PBM (Portable Bitmap) is the monochrome (black and white, 1-bit) member of the Netpbm family of image formats, created by Jef Poskanzer in 1988 as part of the Pbmplus toolkit for Unix systems. The format exists in two variants: ASCII (magic number P1), where each pixel is represented as a text character '0' (white) or '1' (black) separated by whitespace, and binary (magic number P4), where pixels are packed eight per byte for compact storage. Both variants begin with a plain-text header specifying the magic number, image width and height, and optional comments. PBM was designed as the simplest possible image format — a bridge format for converting between the many incompatible raster formats that proliferated across different Unix systems and applications during the 1980s. The Netpbm philosophy was to convert any source format to PBM/PGM/PPM as an intermediate step, then convert to the target format, using the portable formats as a universal exchange layer. One advantage is extreme simplicity — the ASCII variant can be literally typed by hand in a text editor, and both variants are trivial to parse and generate in any programming language without external libraries. The format's role as a universal image processing intermediate is another strength: hundreds of Netpbm command-line tools accept PBM input, enabling complex image manipulation pipelines through Unix pipes. PBM remains used in computer science education, OCR preprocessing, and any context where a dead-simple monochrome image representation is needed.
Developer: Jef Poskanzer
Initial release: 1988
HDR (also known as RGBE or Radiance HDR) is a high-dynamic-range image format created by Greg Ward Larson as part of the Radiance) lighting simulation system, developed at Lawrence Berkeley National Laboratory starting in 1985 with the HDR format emerging around 1989. The format stores floating-point RGB pixel values using a compact 32-bit-per-pixel encoding called RGBE (Red, Green, Blue, Exponent): three 8-bit mantissa bytes share a single 8-bit exponent, representing luminance values across a range of roughly 76 orders of magnitude while keeping file sizes comparable to standard 24-bit images. HDR files begin with a text header containing rendering and exposure metadata, followed by the RGBE pixel data compressed with a scanline-oriented run-length encoding scheme. The format captures the full luminance range of real-world scenes — from deep shadows to direct sunlight — enabling physically accurate lighting calculations, tone mapping to different display conditions, and post-capture exposure adjustment without the clipping artifacts inherent in 8-bit formats. One advantage is the format's foundational role in HDR imaging: Radiance HDR pioneered the concept of storing real-world luminance values in image files, and the .hdr format became the standard for light probe images and environment maps used in image-based lighting across the 3D rendering industry. The format's compact encoding is another practical strength — the RGBE scheme provides far more dynamic range than 8-bit formats while using only 33% more storage per pixel, a favorable tradeoff that made HDR practical on storage-limited systems of the late 1980s. HDR files are supported by Photoshop, GIMP, ImageMagick, Blender, and all major 3D renderers.
Developer: Greg Ward Larson
Initial release: 1989

Frequently Asked Questions

Why convert PBM to HDR?

Moving to HDR enables high dynamic range lighting — better suited for web publishing, printing, or sharing across platforms.

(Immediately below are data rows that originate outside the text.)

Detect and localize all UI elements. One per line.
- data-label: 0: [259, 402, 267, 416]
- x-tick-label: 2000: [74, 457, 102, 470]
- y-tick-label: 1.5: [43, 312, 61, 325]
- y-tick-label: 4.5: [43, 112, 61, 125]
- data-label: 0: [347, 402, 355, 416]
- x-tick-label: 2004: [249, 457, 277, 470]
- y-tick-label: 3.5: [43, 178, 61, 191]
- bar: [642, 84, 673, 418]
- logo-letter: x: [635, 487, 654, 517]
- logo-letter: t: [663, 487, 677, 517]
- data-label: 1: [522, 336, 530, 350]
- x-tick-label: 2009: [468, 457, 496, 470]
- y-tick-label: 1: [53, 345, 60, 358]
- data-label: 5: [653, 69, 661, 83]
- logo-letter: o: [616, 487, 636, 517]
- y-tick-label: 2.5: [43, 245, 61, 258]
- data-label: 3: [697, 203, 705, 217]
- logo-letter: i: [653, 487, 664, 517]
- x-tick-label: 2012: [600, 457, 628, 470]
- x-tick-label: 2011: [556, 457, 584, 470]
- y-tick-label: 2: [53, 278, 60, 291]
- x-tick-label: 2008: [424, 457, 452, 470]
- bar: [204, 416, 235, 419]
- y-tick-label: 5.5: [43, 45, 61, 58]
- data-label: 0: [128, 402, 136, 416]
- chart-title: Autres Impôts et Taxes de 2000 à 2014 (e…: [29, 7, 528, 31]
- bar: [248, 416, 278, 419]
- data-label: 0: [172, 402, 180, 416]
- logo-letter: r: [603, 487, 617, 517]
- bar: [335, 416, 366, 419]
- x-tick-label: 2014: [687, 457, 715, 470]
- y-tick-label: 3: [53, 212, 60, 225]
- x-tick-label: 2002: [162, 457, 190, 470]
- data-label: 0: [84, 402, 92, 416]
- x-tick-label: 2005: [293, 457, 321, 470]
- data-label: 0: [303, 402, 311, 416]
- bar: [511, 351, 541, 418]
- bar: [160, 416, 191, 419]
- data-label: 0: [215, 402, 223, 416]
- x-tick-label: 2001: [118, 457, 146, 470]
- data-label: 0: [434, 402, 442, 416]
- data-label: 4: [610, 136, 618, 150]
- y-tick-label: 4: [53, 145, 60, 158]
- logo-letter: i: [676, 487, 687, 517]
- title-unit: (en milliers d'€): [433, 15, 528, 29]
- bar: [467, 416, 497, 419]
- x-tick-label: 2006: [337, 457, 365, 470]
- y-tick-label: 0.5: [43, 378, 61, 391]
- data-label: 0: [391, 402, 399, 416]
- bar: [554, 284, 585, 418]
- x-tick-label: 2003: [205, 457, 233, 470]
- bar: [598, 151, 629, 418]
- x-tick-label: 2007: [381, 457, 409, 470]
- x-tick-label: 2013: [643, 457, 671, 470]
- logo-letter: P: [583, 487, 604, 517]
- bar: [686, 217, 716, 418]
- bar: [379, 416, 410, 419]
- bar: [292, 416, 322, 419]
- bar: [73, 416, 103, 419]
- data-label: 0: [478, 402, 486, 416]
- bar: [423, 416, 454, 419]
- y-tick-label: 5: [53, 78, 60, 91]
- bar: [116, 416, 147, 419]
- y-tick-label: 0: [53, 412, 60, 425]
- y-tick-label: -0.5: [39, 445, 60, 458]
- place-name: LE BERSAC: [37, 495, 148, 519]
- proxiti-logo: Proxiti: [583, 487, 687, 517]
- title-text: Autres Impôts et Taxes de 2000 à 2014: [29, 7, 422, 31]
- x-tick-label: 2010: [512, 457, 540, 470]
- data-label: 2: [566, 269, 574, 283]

What programs open HDR files?

For HDR files, try Photoshop, GIMP, Luminance HDR, Blender. Cross-platform support means you can view them on any operating system.

Is the conversion process secure?

All files are handled securely. PBM uploads are purged after processing, and resulting HDR files expire within 24 hours.

What if my PBM file is corrupted?

The converter validates your file on upload. If the PBM data is unreadable or corrupt, you will get an error before processing begins.

Will I lose image quality converting PBM to HDR?

Quality stays intact during conversion. The output HDR file faithfully represents what was stored in the original PBM image.

Can I convert multiple PBM files to HDR at once?

Yes — upload several PBM files simultaneously and convert them all to HDR in a single batch operation.